Unverantwortliches Zeitspiel bei Personalvorgaben

Die Verantwortlichen verzögern. Wir gehen voran

Am 15.03. fand eine Anhörung der Gewerkschaft ver.di zum Thema Personalvorgaben im Krankenhaus statt. Auf dieser Anhörung hat der Geschäftsführer der Deutschen Krankenhausgesellschaft (DKG) Herr Baum dargestellt, dass sie sich mit den Krankenkassen (GKV) bis Mitte diesen Jahres nur für ca. 20-30% der bettenführenden Bereiche auf Vorgaben verständigen wollen. Diese sollen dann ab Anfang 2019 gelten. Ob die Vorgaben, die festgelegt werden, überhaupt zu einem Personalzuwachs führen würden, stellte Baum in Frage, weil es ja nur darum ginge, einige Ausreißer nach unten zu verhindern.

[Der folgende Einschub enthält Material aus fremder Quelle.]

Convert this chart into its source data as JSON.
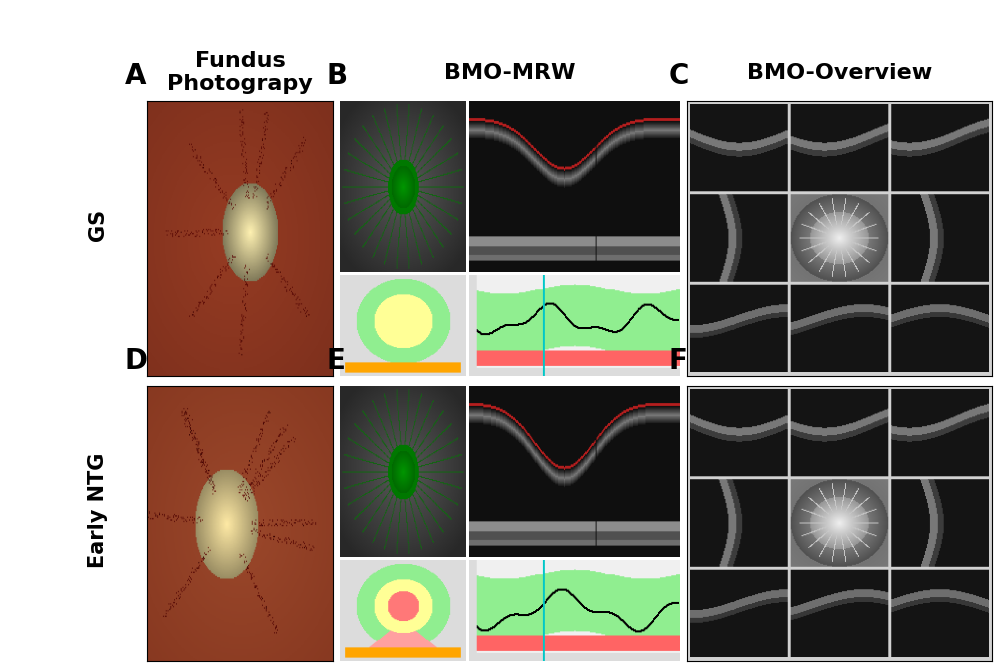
{
  "title_col1_line1": "Fundus",
  "title_col1_line2": "Photograpy",
  "title_col2": "BMO-MRW",
  "title_col3": "BMO-Overview",
  "row_labels": [
    "GS",
    "Early NTG"
  ],
  "panel_labels": [
    "A",
    "B",
    "C",
    "D",
    "E",
    "F"
  ],
  "bg_color": "#ffffff",
  "label_fontsize": 20,
  "header_fontsize": 16,
  "row_label_fontsize": 15,
  "panel_bg_gray": "#d0d0d0",
  "oct_bg": "#111111",
  "nerve_bg": "#888888",
  "chart_bg": "#e0e0e0",
  "green_fill": "#90EE90",
  "red_fill": "#FF6060",
  "orange_bar": "#FFA500",
  "yellow_zone": "#FFFF80",
  "pink_zone": "#FF9090"
}
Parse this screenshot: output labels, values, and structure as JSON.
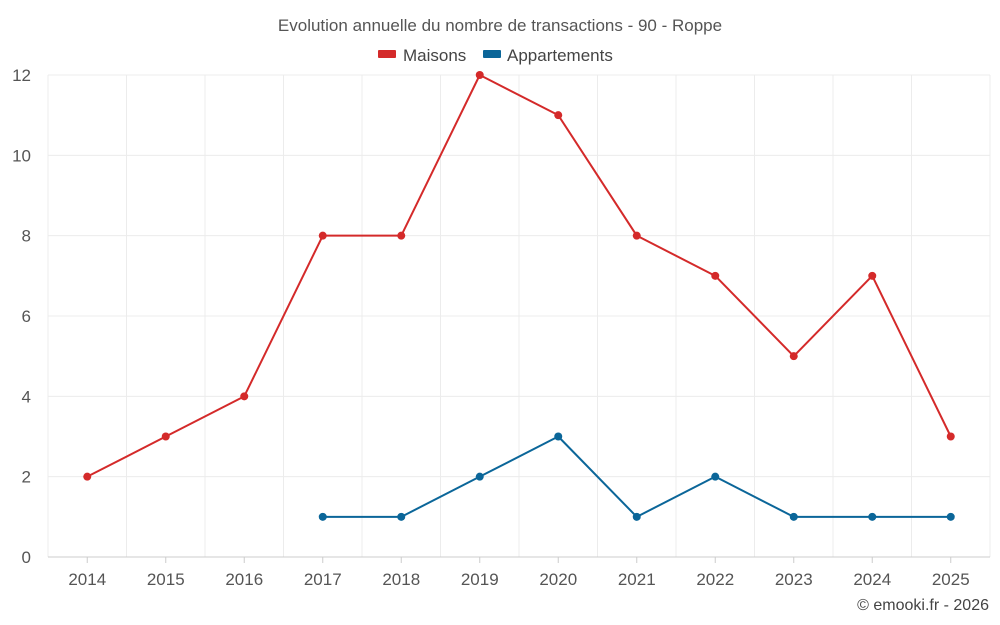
{
  "chart_data": {
    "type": "line",
    "title": "Evolution annuelle du nombre de transactions - 90 - Roppe",
    "categories": [
      "2014",
      "2015",
      "2016",
      "2017",
      "2018",
      "2019",
      "2020",
      "2021",
      "2022",
      "2023",
      "2024",
      "2025"
    ],
    "series": [
      {
        "name": "Maisons",
        "color": "#d42a2a",
        "values": [
          2,
          3,
          4,
          8,
          8,
          12,
          11,
          8,
          7,
          5,
          7,
          3
        ]
      },
      {
        "name": "Appartements",
        "color": "#0b6699",
        "values": [
          null,
          null,
          null,
          1,
          1,
          2,
          3,
          1,
          2,
          1,
          1,
          1
        ]
      }
    ],
    "yticks": [
      "0",
      "2",
      "4",
      "6",
      "8",
      "10",
      "12"
    ],
    "ylim": [
      0,
      12
    ],
    "xlabel": "",
    "ylabel": "",
    "legend_position": "top-center",
    "grid": true
  },
  "credit": "© emooki.fr - 2026"
}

Ab wann die von der Koalition angekündigten Untergrenzen für alle Bereiche kommen sollen, ist unklar. Der gesundheitspolitische Sprecher der CDU unterstützte Baum in diesem Vorgehen.

Es wird jedoch immer fraglicher, ob die geplanten Untergrenzen überhaupt Verbesserungen bringen, wenn man ihre Festlegung der DKG und der GKV überlässt. Die Anhörung hat für uns klargemacht: Wir werden weiter auf Landesebene und durch Unterstützung der Tarifauseinandersetzungen zu dem Thema weiter Druck machen. Alle Parteien, die versprechen, wirklich etwas für die Pflege zu tun, müssen uns dabei unterstützen, auch um weiter Druck zu machen für eine gute bundesweite Regelung.

Wir fordern:
– Personalbemessung, die den realen Pflegebedarf abbildet für alle Bereiche
– ein transparentes und verbindliches Konsequenzenmanagement
– keine Pauschalvergütung von Personalkosten, kein Wettbewerb auf dem Rücken der Patient*innen und Beschäftigten.